Graven With Diamonds Nicola Shulman (Short)
Poets have it easy these days, their greatest fear being that they might trip over an abasing critic on the way to collect one of the many prizes now on offer. In Thomas Wyatt's era the pen and the sword were often interchangeable. Nicola Shulman investigates how Wyatt's poems were an essential part of the secret life of early Tudor Britain. Villains and villainelles, so to speak.
No Direction Home Robert Shelton (Da Capo)
As Bob Dylan approaches 70, a slew of 'definitive' biographies have hit the stands but Shelton's could claim to be first among equals, not least because it goes directly to the source. But then Dylan was always a kidder so, caveat emptor, and enjoy the photographs.
Daughter-In-Law Joanna Trollope (Transworld)
Unlike a lot of mainstream novelists whose take on family tends to be traditional or impossibly aspirational, Trollope has always found room for outsiders, from lesbians in A Village Affair to this intelligent take on modern family which betrays its darker purpose early on by beginning with, what else, a wedding.
The Ring And The Crown Alison Weir, Kate Williams, Sarah Gristwood, Tracy Borman (Hutchinson)
You would think, what with all the fuss, that there had never been a Royal wedding before. So along comes Alison Weir et al with this entertaining and accessible history of regal splicing from 1066 to the present day. Wills and Kate be warned, not all ended happily ever after. Kate might wish to look at Henry VIII, for instance, and plan a discreet escape route ...
November Sean O'Brien (Picador)
Yet another excellent collection of poetry dips its delicate toe into the mainstream. O'Brien's latest echoes the elegiac themes in collections by the likes of Heaney and Longley, focusing on loss and absence, and, despite the poet's connection to the North Of England, France is never far away from his imagination.
Thomas Covenant - Lord Foul's Bane Stephen Donaldson (Orion)
What with Game Of Thrones reinvigorating fantasy with its Belfast-shot locations, time to revisit my own skirmish with the genre. With the character of Thomas Covenant, Donaldson added a dash of late 20th century neurosis into his Tolkeinesque brew beginning with Lord Fouls Bane. If ever filmed, suggest Glenshane Pass might be useful setting for epic battle scenes.

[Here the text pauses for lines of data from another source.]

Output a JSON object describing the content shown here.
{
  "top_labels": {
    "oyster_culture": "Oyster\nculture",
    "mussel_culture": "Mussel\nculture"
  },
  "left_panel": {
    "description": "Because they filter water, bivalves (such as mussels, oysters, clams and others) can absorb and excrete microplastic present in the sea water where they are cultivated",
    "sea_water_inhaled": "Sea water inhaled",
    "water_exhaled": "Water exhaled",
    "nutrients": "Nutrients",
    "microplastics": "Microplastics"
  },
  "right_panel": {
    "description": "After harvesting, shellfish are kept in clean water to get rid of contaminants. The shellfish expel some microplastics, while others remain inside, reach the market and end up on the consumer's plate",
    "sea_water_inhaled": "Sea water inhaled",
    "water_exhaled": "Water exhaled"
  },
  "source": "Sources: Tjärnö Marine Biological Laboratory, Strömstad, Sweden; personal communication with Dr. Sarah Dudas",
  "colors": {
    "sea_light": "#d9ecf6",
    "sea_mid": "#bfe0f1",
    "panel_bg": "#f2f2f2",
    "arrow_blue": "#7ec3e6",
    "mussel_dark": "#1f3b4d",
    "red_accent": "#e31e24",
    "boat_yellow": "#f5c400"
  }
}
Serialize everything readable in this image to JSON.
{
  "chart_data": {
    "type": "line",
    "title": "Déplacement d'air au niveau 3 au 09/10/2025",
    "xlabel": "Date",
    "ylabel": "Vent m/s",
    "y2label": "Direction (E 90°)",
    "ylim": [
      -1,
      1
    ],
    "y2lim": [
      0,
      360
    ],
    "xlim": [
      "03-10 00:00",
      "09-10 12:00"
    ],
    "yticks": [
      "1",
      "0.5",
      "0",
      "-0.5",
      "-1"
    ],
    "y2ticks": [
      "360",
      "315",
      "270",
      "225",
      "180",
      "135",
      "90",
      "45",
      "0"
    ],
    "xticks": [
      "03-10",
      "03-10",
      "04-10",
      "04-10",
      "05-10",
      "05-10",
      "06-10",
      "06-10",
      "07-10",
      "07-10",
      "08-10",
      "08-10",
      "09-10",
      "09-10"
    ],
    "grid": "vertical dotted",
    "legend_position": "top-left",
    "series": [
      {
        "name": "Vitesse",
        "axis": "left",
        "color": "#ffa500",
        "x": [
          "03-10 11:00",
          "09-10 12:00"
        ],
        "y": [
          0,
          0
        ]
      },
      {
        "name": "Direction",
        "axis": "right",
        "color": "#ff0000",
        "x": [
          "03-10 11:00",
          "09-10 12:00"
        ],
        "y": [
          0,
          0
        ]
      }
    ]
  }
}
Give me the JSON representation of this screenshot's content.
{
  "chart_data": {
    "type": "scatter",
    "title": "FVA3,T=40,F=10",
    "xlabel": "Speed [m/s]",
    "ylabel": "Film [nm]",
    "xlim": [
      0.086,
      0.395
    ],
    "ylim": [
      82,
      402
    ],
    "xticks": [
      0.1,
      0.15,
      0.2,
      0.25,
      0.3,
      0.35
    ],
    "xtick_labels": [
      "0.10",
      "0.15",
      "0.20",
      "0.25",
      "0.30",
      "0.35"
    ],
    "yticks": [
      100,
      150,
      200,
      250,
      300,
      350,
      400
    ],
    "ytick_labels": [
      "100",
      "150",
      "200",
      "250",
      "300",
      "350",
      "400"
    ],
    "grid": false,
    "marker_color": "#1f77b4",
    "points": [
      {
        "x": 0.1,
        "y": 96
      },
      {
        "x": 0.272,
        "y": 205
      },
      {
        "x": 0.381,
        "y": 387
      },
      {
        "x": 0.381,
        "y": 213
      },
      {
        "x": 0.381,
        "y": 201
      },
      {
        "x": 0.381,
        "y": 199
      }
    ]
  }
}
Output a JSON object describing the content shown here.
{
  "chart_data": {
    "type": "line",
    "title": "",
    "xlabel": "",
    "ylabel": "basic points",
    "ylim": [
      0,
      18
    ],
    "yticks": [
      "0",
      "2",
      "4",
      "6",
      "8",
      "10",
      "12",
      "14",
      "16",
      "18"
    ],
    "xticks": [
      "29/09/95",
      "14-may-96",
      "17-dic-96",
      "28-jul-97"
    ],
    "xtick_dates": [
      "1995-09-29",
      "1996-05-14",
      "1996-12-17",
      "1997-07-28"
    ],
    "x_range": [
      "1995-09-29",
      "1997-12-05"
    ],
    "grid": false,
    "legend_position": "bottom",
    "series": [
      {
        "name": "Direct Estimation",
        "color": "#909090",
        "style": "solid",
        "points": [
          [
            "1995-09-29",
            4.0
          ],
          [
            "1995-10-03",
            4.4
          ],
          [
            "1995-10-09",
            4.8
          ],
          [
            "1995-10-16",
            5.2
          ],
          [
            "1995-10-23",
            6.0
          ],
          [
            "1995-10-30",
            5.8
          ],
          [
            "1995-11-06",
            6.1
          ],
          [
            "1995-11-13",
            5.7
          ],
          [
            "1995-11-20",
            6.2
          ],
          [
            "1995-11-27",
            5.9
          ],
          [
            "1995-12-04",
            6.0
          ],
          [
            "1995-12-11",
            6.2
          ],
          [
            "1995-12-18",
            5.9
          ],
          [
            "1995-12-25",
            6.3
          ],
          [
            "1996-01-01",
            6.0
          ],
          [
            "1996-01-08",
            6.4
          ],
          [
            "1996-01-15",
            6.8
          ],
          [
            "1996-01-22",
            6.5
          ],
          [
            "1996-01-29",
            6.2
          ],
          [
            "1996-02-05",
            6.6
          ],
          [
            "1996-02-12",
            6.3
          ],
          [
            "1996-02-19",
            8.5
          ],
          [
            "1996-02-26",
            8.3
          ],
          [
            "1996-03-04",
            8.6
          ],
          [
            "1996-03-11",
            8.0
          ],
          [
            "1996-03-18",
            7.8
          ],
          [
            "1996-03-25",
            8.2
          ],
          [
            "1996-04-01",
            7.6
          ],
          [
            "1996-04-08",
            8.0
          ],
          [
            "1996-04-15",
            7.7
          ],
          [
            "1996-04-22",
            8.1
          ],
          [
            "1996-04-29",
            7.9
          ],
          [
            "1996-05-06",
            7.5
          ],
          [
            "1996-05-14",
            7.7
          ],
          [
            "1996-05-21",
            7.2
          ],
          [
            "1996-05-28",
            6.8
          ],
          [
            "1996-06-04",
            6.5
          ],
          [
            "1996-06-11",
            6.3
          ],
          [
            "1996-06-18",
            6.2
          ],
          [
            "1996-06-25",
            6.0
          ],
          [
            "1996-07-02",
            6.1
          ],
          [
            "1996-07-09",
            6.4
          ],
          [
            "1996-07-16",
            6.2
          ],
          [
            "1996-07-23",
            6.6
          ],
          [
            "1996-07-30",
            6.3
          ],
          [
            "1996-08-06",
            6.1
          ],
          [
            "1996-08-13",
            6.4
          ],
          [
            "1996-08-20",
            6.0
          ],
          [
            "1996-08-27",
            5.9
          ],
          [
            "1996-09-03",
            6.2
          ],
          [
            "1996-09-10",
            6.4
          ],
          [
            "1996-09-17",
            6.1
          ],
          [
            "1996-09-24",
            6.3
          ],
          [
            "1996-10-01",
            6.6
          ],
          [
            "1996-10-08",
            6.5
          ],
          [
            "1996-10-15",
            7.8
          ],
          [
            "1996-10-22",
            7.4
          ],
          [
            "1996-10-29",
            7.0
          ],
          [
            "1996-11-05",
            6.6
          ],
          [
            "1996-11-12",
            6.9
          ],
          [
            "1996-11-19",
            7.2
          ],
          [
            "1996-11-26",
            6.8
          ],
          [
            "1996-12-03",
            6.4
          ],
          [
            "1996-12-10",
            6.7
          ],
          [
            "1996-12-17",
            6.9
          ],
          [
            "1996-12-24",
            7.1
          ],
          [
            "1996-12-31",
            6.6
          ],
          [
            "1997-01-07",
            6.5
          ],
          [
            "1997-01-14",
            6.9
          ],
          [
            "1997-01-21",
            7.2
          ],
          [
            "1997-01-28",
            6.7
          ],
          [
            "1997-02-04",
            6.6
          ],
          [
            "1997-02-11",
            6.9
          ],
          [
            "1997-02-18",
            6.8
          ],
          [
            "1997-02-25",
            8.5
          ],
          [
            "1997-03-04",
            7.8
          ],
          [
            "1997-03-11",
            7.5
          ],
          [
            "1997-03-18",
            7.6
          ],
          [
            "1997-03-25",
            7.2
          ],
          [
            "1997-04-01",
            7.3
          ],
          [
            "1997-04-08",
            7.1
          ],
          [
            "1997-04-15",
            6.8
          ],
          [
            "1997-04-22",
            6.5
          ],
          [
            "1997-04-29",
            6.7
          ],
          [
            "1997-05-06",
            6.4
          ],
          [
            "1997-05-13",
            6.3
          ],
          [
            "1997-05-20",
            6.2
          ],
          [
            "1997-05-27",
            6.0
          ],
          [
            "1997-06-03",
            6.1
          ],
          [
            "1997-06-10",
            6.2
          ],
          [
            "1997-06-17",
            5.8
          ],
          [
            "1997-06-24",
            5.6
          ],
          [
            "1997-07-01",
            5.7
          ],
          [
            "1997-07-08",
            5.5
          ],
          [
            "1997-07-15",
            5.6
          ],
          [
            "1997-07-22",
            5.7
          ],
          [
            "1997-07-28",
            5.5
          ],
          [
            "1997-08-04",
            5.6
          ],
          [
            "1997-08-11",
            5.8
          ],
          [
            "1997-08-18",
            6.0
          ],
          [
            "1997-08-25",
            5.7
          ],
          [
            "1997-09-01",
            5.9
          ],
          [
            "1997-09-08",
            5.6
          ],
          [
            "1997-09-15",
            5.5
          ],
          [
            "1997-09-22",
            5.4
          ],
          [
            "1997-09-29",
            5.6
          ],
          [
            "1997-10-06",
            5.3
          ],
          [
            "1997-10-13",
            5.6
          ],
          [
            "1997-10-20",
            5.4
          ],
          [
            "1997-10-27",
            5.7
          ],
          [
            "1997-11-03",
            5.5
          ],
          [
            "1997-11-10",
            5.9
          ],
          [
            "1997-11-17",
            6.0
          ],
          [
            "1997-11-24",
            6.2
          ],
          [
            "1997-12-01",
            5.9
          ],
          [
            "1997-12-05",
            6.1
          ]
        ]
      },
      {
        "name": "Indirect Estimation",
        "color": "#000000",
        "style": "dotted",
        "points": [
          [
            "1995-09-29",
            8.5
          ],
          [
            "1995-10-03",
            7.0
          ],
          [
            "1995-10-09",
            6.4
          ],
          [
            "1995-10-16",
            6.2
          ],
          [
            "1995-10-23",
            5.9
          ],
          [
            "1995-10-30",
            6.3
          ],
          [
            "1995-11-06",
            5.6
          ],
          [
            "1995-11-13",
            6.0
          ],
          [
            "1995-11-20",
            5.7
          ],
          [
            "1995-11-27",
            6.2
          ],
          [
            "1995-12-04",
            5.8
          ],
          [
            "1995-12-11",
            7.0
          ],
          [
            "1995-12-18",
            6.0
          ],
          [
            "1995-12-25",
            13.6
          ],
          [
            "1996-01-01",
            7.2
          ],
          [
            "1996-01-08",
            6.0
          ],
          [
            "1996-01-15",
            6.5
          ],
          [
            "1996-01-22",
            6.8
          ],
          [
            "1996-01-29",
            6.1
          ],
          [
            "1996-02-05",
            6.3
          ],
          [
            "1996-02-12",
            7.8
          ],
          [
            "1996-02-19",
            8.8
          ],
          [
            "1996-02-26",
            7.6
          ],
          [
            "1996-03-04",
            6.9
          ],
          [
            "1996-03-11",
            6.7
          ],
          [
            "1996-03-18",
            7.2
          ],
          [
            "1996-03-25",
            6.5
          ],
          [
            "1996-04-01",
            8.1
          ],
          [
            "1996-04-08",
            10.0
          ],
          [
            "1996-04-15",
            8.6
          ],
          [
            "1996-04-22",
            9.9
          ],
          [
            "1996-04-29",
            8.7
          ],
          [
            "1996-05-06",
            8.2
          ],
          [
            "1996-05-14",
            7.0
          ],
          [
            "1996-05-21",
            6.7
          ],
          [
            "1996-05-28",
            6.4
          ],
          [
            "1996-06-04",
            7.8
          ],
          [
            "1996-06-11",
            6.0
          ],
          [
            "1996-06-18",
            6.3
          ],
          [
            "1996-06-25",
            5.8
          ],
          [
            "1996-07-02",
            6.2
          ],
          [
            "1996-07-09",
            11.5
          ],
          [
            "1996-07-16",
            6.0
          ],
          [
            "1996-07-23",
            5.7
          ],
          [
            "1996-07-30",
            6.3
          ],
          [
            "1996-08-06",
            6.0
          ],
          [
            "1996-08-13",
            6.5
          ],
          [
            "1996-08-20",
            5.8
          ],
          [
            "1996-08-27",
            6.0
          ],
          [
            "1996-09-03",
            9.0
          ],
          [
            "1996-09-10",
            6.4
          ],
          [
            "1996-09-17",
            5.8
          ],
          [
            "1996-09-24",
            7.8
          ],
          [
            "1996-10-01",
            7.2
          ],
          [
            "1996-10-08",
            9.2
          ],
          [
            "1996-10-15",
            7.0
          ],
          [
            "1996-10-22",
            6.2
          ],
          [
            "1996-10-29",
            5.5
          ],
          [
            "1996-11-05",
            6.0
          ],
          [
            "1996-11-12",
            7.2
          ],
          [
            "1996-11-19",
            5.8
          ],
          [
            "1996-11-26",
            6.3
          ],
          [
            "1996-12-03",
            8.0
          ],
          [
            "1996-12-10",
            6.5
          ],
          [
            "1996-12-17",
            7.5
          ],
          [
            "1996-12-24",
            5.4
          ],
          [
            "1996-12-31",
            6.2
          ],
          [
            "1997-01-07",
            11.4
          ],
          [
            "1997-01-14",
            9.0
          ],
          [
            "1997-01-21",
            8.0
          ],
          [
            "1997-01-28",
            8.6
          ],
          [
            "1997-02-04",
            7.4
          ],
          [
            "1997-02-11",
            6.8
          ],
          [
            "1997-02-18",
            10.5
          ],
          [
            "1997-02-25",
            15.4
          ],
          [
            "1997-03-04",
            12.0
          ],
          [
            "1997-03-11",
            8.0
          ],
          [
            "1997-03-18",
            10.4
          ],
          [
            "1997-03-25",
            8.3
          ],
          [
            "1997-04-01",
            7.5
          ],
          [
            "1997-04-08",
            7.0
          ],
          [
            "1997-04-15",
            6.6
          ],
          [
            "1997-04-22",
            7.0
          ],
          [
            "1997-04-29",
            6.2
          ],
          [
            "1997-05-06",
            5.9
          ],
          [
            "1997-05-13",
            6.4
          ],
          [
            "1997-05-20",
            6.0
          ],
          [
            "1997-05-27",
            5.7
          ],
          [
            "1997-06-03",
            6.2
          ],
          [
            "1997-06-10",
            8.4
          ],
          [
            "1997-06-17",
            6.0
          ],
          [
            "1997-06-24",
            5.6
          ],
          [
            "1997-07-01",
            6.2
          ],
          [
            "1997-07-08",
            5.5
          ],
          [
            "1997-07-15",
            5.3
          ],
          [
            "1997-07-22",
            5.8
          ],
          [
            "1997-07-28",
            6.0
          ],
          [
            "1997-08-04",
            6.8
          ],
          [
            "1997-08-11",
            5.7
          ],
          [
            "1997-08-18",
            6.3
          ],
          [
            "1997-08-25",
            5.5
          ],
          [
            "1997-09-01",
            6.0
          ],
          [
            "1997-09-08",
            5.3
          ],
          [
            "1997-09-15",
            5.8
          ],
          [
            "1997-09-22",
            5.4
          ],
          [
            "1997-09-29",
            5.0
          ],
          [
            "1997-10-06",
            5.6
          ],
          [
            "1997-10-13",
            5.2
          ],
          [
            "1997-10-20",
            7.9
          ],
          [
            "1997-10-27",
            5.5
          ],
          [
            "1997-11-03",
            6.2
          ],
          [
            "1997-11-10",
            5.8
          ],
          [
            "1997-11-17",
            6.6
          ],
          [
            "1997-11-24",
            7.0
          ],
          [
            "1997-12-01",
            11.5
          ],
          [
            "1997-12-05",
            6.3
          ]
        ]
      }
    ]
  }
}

The Sea, The Sea Iris Murdoch (Vintage)
A discussion with a customer about Iris Murdoch got me thinking about this curious work, perhaps one of the strangest ever to win a Booker. Focusing on a lifelong obsession of plainly catastrophic delusion, Murdoch makes her hero, Charles Arrowby, perhaps one of the most unreliable narrators in all fiction, while underlying all is an addictive strain of dark humour.